My wife has made that exact same “mistake.” So have I, when she’s away from home. Thing of it is, we’re both quite satisfied. Oh, we’ve had our problems, our disagreements, but nothing so bad that we want to be away from each other permanently, or that someone else could fit the bill better. Sure, I don’t kid myself that she wonders sometimes, what it’d be like with some guy that catches her attention, because I’ve thought the same thing. Well, with other women, not some other guy. But neither of us is inclined to start from the beginning all over again learning to adapt to another person’s quirks and peculiarities, and worst, the deep-seated neuroses or psychoses that don’t show themselves in the early stages of a romance.

Change is NOT change for the better. Often it’s for a lot worse and you don’t discover that until it’s too late. And the only time the grass is greener is when yours is totally dead or just nothing but dirt.

That is true. We’ll do what we can to try and make sure that doesn’t happen, but short of going back to my wife it might be inevitable. I guess that’s where the employee assistance program might be able to help.

Yes she is actually. Though my wife doesn’t want her to have anything to do with the children at the moment which is understandable.

As for finances, my wife and I are communicating well and have been discussing that regularly. At present I will be paying the required child support plus paying the mortgage on the family home. That pretty much leaves my wife and I at a similar level of poverty. As my own circumstances change we’ll be able to renegotiate things to keep them as fair as possible under the circumstances that I have put us in.

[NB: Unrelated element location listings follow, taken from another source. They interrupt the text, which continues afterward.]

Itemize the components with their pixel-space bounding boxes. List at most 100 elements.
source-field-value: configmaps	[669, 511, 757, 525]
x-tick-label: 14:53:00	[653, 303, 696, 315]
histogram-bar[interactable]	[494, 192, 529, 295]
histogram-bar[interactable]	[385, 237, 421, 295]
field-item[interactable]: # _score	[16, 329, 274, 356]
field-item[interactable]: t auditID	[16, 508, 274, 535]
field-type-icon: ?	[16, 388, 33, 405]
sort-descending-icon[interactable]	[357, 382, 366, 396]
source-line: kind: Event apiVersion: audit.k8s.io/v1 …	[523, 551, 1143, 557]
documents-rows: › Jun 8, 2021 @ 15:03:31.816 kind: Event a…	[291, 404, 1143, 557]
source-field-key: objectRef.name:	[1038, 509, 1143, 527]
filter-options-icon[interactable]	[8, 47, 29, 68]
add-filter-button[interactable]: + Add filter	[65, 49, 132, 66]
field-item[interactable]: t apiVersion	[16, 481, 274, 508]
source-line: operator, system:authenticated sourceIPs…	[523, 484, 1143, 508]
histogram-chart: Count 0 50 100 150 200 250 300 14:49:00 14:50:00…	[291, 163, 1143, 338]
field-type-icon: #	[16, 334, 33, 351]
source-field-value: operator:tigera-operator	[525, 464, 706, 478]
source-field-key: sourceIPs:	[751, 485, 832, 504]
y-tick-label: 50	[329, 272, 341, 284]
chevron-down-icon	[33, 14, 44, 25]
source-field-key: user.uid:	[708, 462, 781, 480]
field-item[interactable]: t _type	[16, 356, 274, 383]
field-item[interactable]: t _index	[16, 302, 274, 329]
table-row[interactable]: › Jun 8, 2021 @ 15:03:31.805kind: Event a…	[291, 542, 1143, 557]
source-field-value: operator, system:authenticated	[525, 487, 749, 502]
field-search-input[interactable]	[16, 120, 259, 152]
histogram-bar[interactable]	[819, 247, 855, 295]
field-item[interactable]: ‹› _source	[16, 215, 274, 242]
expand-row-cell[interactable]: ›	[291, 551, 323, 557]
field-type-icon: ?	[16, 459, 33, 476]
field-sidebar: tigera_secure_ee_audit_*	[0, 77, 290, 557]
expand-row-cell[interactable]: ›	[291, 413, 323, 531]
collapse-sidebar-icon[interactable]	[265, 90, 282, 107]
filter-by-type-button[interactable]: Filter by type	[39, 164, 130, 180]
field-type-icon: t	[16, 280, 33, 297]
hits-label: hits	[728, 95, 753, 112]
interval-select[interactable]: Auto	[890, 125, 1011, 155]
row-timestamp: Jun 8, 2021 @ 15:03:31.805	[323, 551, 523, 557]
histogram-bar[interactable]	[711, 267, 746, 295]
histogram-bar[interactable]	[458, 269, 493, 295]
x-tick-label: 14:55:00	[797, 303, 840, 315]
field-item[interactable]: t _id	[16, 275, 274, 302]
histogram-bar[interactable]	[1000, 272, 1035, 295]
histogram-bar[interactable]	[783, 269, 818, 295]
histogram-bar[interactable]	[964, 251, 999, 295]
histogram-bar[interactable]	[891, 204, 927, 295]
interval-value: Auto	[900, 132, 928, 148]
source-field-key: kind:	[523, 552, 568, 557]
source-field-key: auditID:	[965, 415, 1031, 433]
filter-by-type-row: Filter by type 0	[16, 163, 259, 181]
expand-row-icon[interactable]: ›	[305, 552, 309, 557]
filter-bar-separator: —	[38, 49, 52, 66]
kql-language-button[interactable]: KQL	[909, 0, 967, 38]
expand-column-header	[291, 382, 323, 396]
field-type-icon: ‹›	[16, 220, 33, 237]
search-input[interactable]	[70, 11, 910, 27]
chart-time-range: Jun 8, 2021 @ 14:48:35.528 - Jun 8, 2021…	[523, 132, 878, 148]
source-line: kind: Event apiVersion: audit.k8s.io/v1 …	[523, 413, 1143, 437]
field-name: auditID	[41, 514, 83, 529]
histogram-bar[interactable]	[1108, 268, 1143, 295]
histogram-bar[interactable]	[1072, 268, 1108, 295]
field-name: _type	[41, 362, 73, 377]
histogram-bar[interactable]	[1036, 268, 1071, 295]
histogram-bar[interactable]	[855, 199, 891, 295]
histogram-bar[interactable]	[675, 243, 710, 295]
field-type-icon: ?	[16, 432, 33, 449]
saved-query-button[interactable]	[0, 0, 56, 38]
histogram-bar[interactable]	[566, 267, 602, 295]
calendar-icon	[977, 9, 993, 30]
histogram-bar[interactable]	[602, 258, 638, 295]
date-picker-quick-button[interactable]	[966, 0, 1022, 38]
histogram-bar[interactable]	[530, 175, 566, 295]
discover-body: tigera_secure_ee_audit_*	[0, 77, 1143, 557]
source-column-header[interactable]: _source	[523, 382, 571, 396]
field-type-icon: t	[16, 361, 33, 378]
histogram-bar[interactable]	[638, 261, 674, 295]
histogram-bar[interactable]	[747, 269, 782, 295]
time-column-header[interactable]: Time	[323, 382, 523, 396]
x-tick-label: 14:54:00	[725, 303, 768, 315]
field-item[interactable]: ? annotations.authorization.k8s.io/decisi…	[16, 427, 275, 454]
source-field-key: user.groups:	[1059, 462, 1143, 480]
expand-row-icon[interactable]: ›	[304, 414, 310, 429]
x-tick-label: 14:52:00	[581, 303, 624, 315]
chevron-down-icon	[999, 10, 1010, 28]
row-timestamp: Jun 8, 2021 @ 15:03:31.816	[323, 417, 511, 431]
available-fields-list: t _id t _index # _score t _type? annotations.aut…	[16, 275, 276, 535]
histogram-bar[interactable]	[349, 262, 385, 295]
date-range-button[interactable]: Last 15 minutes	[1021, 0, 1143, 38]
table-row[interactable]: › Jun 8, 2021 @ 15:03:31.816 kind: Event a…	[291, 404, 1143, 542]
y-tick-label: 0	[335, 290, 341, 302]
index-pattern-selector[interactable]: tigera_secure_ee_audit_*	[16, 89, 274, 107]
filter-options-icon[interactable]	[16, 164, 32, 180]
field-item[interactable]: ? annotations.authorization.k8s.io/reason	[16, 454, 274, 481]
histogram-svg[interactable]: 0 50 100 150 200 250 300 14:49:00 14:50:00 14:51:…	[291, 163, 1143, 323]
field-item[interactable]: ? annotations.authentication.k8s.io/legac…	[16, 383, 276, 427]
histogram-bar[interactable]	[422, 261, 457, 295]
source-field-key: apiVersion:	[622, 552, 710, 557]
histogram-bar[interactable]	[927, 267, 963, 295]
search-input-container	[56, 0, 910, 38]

Why didn’t I take the job earlier? I’ve already said it in this thread but I’ll say it again, there were big retention bonuses on offer to stay and my wife and I both thought it was best to stay, pick up the money then get a job at home. That plan hasn’t changed. I guess if I didn’t have children I might have changed the plan and stayed closer to my new girlfriend and in that sense I’m sticking with the original plan to stay close to my children, but as it is, the change of jobs was always planned and the break up of the marriage is a separate issue.

This.

And this.

This too.

Again, it isn’t that the OP should have stayed in his marriage for the sake of the kids, or not - it’s that they seemed to barely register in his thinking.

And most definitely this.

In coming up on 20 years of marriage, I’ve certainly been attracted to other women along the way. But there’s always a lot you can do to minimize the chances of your ever acting on those attractions. And if you’re in a committed relationship where sexual and romantic fidelity is considered part of the package, then you do those things, once you’re aware of your feelings. You don’t spend time with the other persons you’re attracted to when you don’t have to. You don’t flirt with them. You don’t even hint to them of the existence of your feelings.

And the reason WHY you do these things is simple: once you’ve entered into a committed relationship, there is the chance that it may not work out. BUT in that eventuality, your SO deserves for your decision to be one of ‘can we work this out, or are our differences irreconcilable?’ rather than ‘do I want to stay with my SO or do I want this other romance more?’

You’re free to do the latter when you’re dating, when you’re footloose and fancy-free. You pursue, you spend time with, the one you’d rather be with. You can do this on the basis of ‘I like person X better than person Y.’

But once you’re committed to person X, you’re committed to that person unless you get to a point where it’s not working, it’s not going to work, and nothing you can see will change that. But even in that extremity, you owe your SO that it should strictly be a decision on the viability of your relationship, and the question of whether you might have more fun elsewhere shouldn’t even enter in.

Maybe, but probably not.

Because you didn’t go to your wife and say, “Hey, I’m feeling distanced from you and this other woman is really attractive and I think we need a new plan.”